J'écume également le refurb et les sites d'occasion depuis quelques jours, ne sachant pas si je vais me tourner vers la version 2 ou la 3.

A ce prix, 389EUR, c'est forcément intéressant et il y a fort à parier que les stocks vont vite être écoulés.

Concernant le refurb, j'ai consulté les avis, les acheteurs sont à 99,9999% satisfaits, les produits sont semble-t'il testés par Apple, il se peut juste que ton iPad ait une ou deux micro-rayures sur le dos, mais rien de bien grave.

Deux choses à savoir : 

Tu as 7 jours pour le retourner chez Apple sans en préciser la raison si tu n'es pas satisfait.

La garantie est d'un an, comme pour le neuf, à laquelle tu peux ajouter un Apple Care si tu le souhaite.

Fais-toi plaisir !


----------



## Deleted member 284611 (15 Mai 2012)

ptibat a dit:


> Concernant le refurb, j'ai consulté les avis, les acheteurs sont à 99,9999% satisfaits, les produits sont semble-t'il testés par Apple, il se peut juste que ton iPad ait une ou deux micro-rayures sur le dos, mais rien de bien grave.

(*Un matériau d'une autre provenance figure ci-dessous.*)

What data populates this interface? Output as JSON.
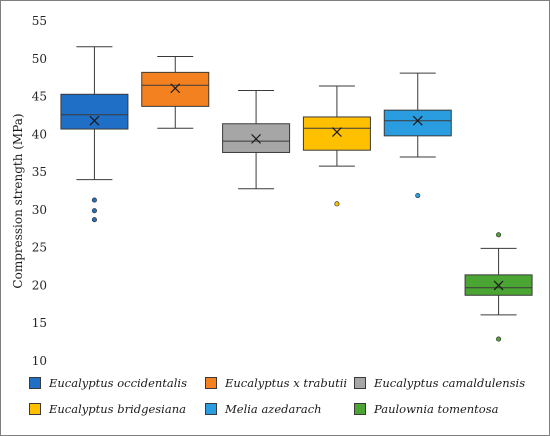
{
  "chart_data": {
    "type": "box",
    "title": "",
    "xlabel": "",
    "ylabel": "Compression strength (MPa)",
    "ylim": [
      10,
      55
    ],
    "yticks": [
      10,
      15,
      20,
      25,
      30,
      35,
      40,
      45,
      50,
      55
    ],
    "grid": false,
    "legend_position": "bottom",
    "series": [
      {
        "name": "Eucalyptus occidentalis",
        "color": "#1f6fc6",
        "min": 34.0,
        "q1": 40.7,
        "median": 42.6,
        "q3": 45.3,
        "max": 51.6,
        "mean": 41.8,
        "outliers": [
          31.3,
          29.9,
          28.7
        ]
      },
      {
        "name": "Eucalyptus x trabutii",
        "color": "#f4811f",
        "min": 40.8,
        "q1": 43.7,
        "median": 46.5,
        "q3": 48.2,
        "max": 50.3,
        "mean": 46.1,
        "outliers": []
      },
      {
        "name": "Eucalyptus camaldulensis",
        "color": "#a6a6a6",
        "min": 32.8,
        "q1": 37.6,
        "median": 39.1,
        "q3": 41.4,
        "max": 45.8,
        "mean": 39.4,
        "outliers": []
      },
      {
        "name": "Eucalyptus bridgesiana",
        "color": "#ffc000",
        "min": 35.8,
        "q1": 37.9,
        "median": 40.8,
        "q3": 42.3,
        "max": 46.4,
        "mean": 40.3,
        "outliers": [
          30.8
        ]
      },
      {
        "name": "Melia azedarach",
        "color": "#2a9de0",
        "min": 37.0,
        "q1": 39.8,
        "median": 41.8,
        "q3": 43.2,
        "max": 48.1,
        "mean": 41.8,
        "outliers": [
          31.9
        ]
      },
      {
        "name": "Paulownia tomentosa",
        "color": "#4aa532",
        "min": 16.1,
        "q1": 18.7,
        "median": 19.7,
        "q3": 21.4,
        "max": 24.9,
        "mean": 20.0,
        "outliers": [
          26.7,
          12.9
        ]
      }
    ]
  }
}
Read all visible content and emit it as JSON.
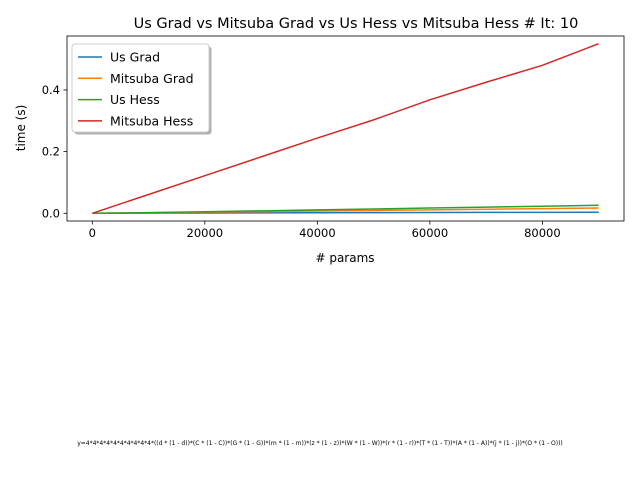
{
  "chart_data": {
    "type": "line",
    "title": "Us Grad vs Mitsuba Grad vs Us Hess vs Mitsuba Hess # It: 10",
    "xlabel": "# params",
    "ylabel": "time (s)",
    "xlim": [
      -4500,
      94500
    ],
    "ylim": [
      -0.025,
      0.575
    ],
    "xticks": [
      0,
      20000,
      40000,
      60000,
      80000
    ],
    "yticks": [
      0.0,
      0.2,
      0.4
    ],
    "xtick_labels": [
      "0",
      "20000",
      "40000",
      "60000",
      "80000"
    ],
    "ytick_labels": [
      "0.0",
      "0.2",
      "0.4"
    ],
    "grid": false,
    "legend_position": "upper-left",
    "x": [
      0,
      10000,
      20000,
      30000,
      40000,
      50000,
      60000,
      70000,
      80000,
      90000
    ],
    "series": [
      {
        "name": "Us Grad",
        "color": "#1f77b4",
        "values": [
          0.0,
          0.0005,
          0.001,
          0.0013,
          0.0017,
          0.002,
          0.0024,
          0.0028,
          0.0031,
          0.0035
        ]
      },
      {
        "name": "Mitsuba Grad",
        "color": "#ff7f0e",
        "values": [
          0.0,
          0.0018,
          0.0036,
          0.0055,
          0.0073,
          0.0092,
          0.011,
          0.013,
          0.015,
          0.017
        ]
      },
      {
        "name": "Us Hess",
        "color": "#2ca02c",
        "values": [
          0.0,
          0.002,
          0.005,
          0.008,
          0.011,
          0.014,
          0.017,
          0.02,
          0.023,
          0.026
        ]
      },
      {
        "name": "Mitsuba Hess",
        "color": "#d62728",
        "values": [
          0.0,
          0.061,
          0.122,
          0.183,
          0.244,
          0.303,
          0.368,
          0.425,
          0.48,
          0.55
        ]
      }
    ]
  },
  "footer": {
    "equation": "y=4*4*4*4*4*4*4*4*4*4*((d * (1 - d))*(C * (1 - C))*(G * (1 - G))*(m * (1 - m))*(z * (1 - z))*(W * (1 - W))*(r * (1 - r))*(T * (1 - T))*(A * (1 - A))*(j * (1 - j))*(O * (1 - O)))"
  }
}
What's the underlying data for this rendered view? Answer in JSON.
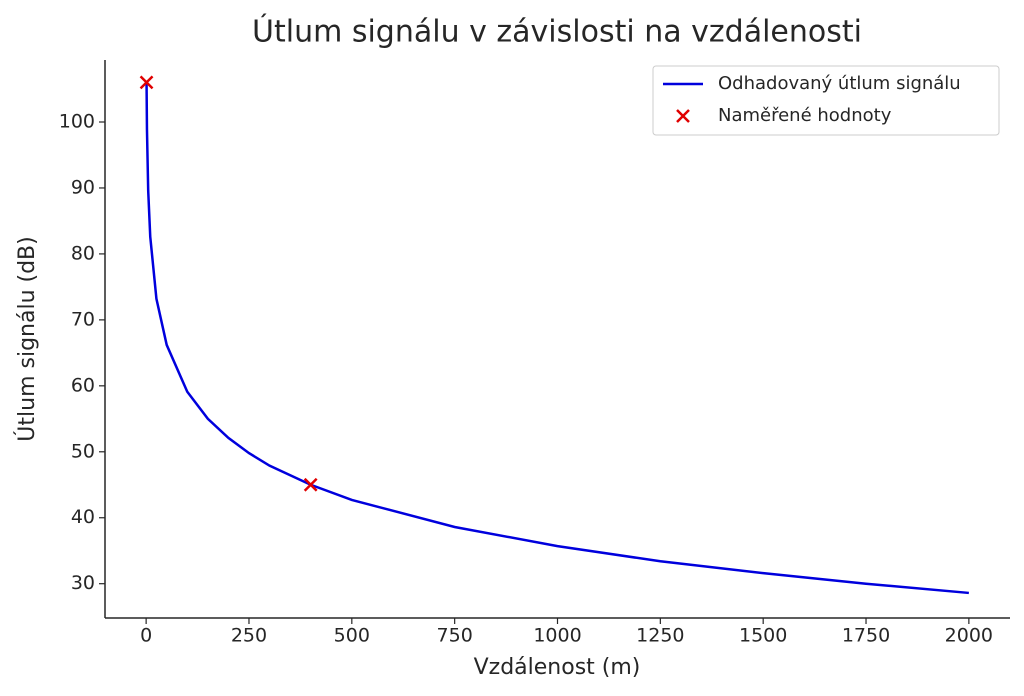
{
  "chart_data": {
    "type": "line",
    "title": "Útlum signálu v závislosti na vzdálenosti",
    "xlabel": "Vzdálenost (m)",
    "ylabel": "Útlum signálu (dB)",
    "xlim": [
      -100,
      2100
    ],
    "ylim": [
      24.8,
      109.4
    ],
    "xticks": [
      0,
      250,
      500,
      750,
      1000,
      1250,
      1500,
      1750,
      2000
    ],
    "yticks": [
      30,
      40,
      50,
      60,
      70,
      80,
      90,
      100
    ],
    "legend": "upper right",
    "series": [
      {
        "name": "Odhadovaný útlum signálu",
        "type": "line",
        "color": "#0000dd",
        "x": [
          1,
          2,
          5,
          10,
          25,
          50,
          100,
          150,
          200,
          250,
          300,
          400,
          500,
          750,
          1000,
          1250,
          1500,
          1750,
          2000
        ],
        "values": [
          106,
          98.9,
          89.6,
          82.6,
          73.2,
          66.2,
          59.1,
          55.0,
          52.1,
          49.8,
          47.9,
          45.0,
          42.7,
          38.6,
          35.7,
          33.4,
          31.6,
          30.0,
          28.6
        ]
      },
      {
        "name": "Naměřené hodnoty",
        "type": "scatter",
        "color": "#e00000",
        "x": [
          1,
          400
        ],
        "values": [
          106,
          45
        ]
      }
    ]
  }
}
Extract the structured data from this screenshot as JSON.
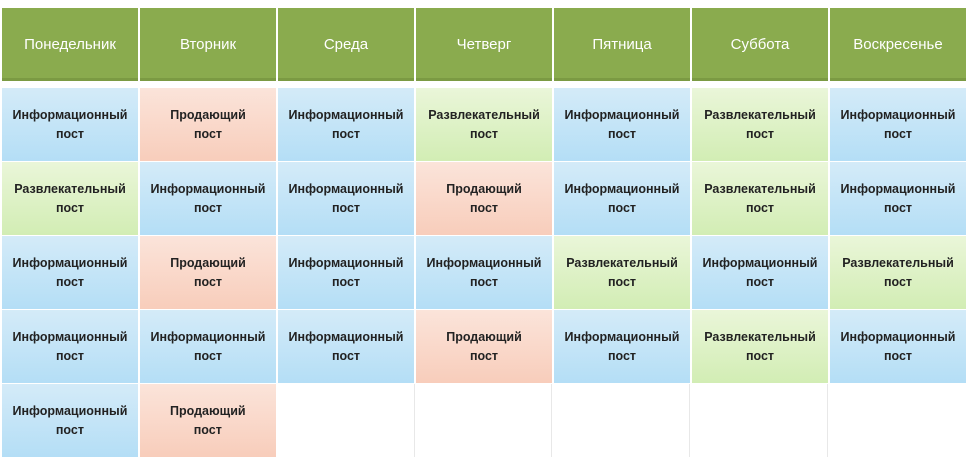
{
  "days": [
    "Понедельник",
    "Вторник",
    "Среда",
    "Четверг",
    "Пятница",
    "Суббота",
    "Воскресенье"
  ],
  "post_types": {
    "info": "Информационный\nпост",
    "fun": "Развлекательный\nпост",
    "sell": "Продающий\nпост"
  },
  "rows": [
    [
      "info",
      "sell",
      "info",
      "fun",
      "info",
      "fun",
      "info"
    ],
    [
      "fun",
      "info",
      "info",
      "sell",
      "info",
      "fun",
      "info"
    ],
    [
      "info",
      "sell",
      "info",
      "info",
      "fun",
      "info",
      "fun"
    ],
    [
      "info",
      "info",
      "info",
      "sell",
      "info",
      "fun",
      "info"
    ],
    [
      "info",
      "sell",
      "",
      "",
      "",
      "",
      ""
    ]
  ],
  "colors": {
    "header": "#8aab4e",
    "info": "#c4e4f7",
    "fun": "#ddf1c6",
    "sell": "#f9d8ca"
  }
}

relis les règle du refurb: je ne sais pas si c'est pareil pour les ipad, mais pour les macs apple change les coques extérieur pour obtenir un aspect neuf... donc les microrayures...


----------



## ptibat (15 Mai 2012)

Erreur de ma part, j'ai d'abord consulté les avis d'acheteurs du refurb, la plupart faisait mention d'objets d'abord reconditionnés par la vérification de l'électronique, j'ai compris que les coques n'étaient changées que lorsqu'elles présentaient de grosses marques. J'aurais du lire les CGV d'Apple !

En poussant la réfléxion, 7 jours pour le retourner, j'imagine bien qu'Apple roi du design ne jouerait pas à vendre un produit dans ces conditions au risque d'avoir un taux de retour proche de 99,99999% !

Au temps pour moi ! :rose:


----------